The 0.4xNyquist condition above is definitely not on the sinc function curve (which would be 93.5%). Why is that? Well, the sinc function calculates the MTF based on the pixels that are illuminated with the peaks and valleys of the illumination sine wave. In this example the central pixel coincides with the sine wave peak, but the minima are always at the border of two pixels. If you shift the sine wave phase by half a pixel the minima will then be centered on pixels but now the peak is between pixels (see plot below). In fact, at this frequency condition (1 wave = odd number of pixels) the max and min pixel values never occur in the same image and so the sinc function is wrong at these frequencies.
There are other anomalies. We saw above that at Nyquist the sensor MTF is 63.7% but if we shift the illumination pattern half a pixel, we get zero contrast as shown below. Other phase positions have MTFs between zero and 63.7%.
Consider the spatial frequency of 0.8xNyquist in the plot below. All low pixels have the same minima but there are two different pixel maxima. What is the MTF for this frequency?
The plot below is the same frequency but with a small phase shift. There are several maxima and minima values.

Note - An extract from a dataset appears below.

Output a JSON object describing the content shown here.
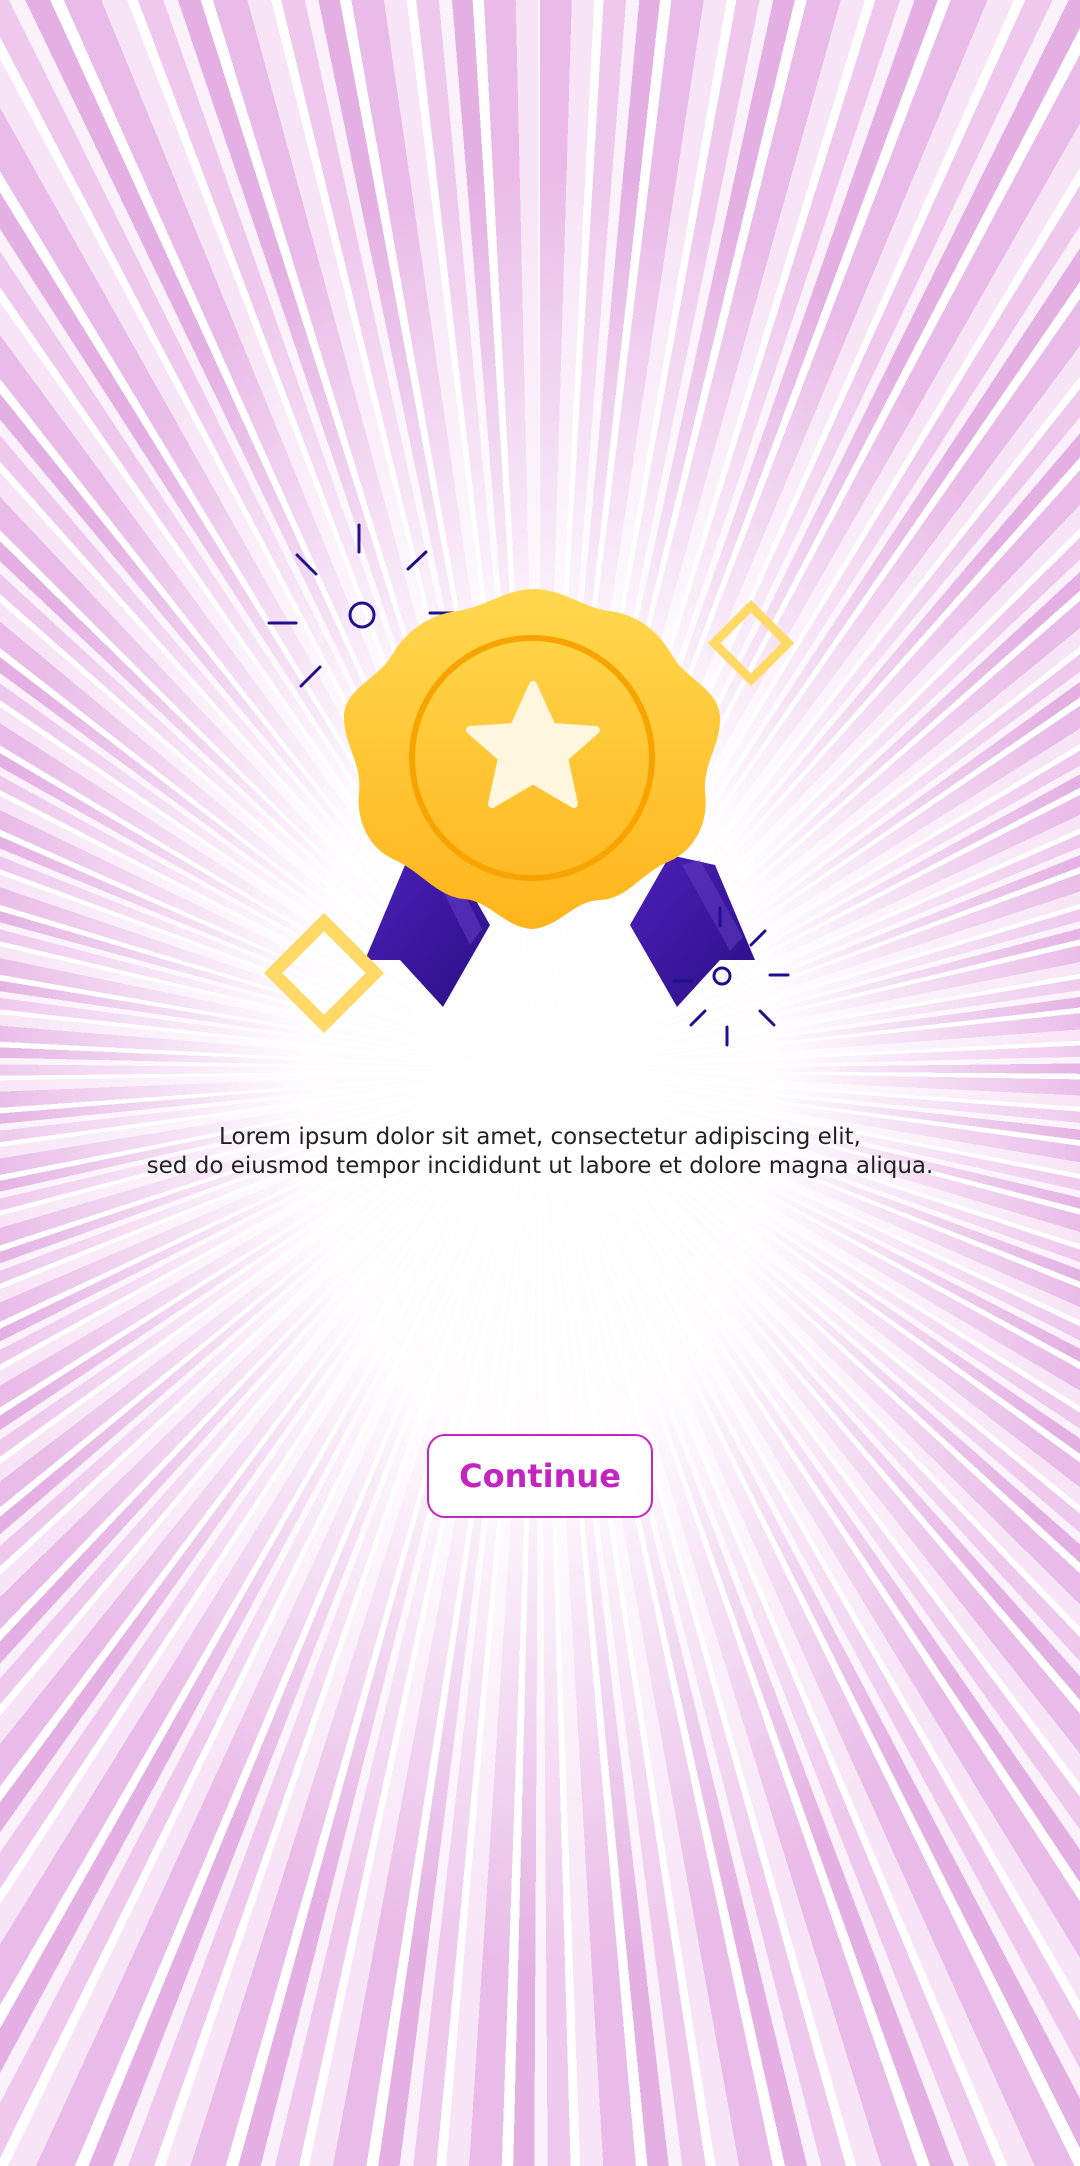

In this example below (at 0.75xNyquist) we see the center pixel coinciding with the sine wave peak and end pixels coinciding with sine wave valley. Comparing these pixels gives an MTF of 78.4%. This agrees with the sinc function but the max and min pixels don’t occur in the same sine wave so that can’t be correct. If you consider the pixels either side of the center peak as minimum the MTF is 60%. Not so straight forward is it?
The reason for all this confusion is that there are two contributions to the sensor MTF. The first is called the Footprint MTF, the second is the Sampling MTF. The actual sensor MTF is the product of the two. The initial examples with cherry-picked frequencies represented the Footprint MTF.
Sampling MTF is often overlooked and accounts for the phase between the pixels and the illumination sine wave. I have seen it not included when a sensor MTF is measured, presumably because the measurement process can include an alignment between the sensor and the illumination pattern. Sampling MTF is also a convolution of the pixel shape and sine wave giving the same sinc function as the Footprint MTF. Hence, the sensor MTF is a sinc-squared function.
Again, this is not easy to visualize so I did another numerical analysis. In my numerical analysis I took the pixel value of the central sine wave peak as the Imax value and mean of the two pixels at the neighboring minima (Imin1 and Imin2) as the Imin value (shown below). I then stepped the sine wave N times over 1 wave to create a set of N MTF values from which I generate an average for that frequency.
The results of this simulation are shown in the next plot. As you can see the numerical simulation fits perfectly on the sinc2 function.
What this all means is that the sensor MTF at any spatial frequency can have a range of values depending on the phase of the illumination sine wave with respect to the pixels. The maximum possible value is given by the sinc function (usually) and the mean MTF is given by the sinc2 function.
If you are told the sensor has an MTF of around 63% at Nyquist frequency it means the Sampling MTF is being ignored.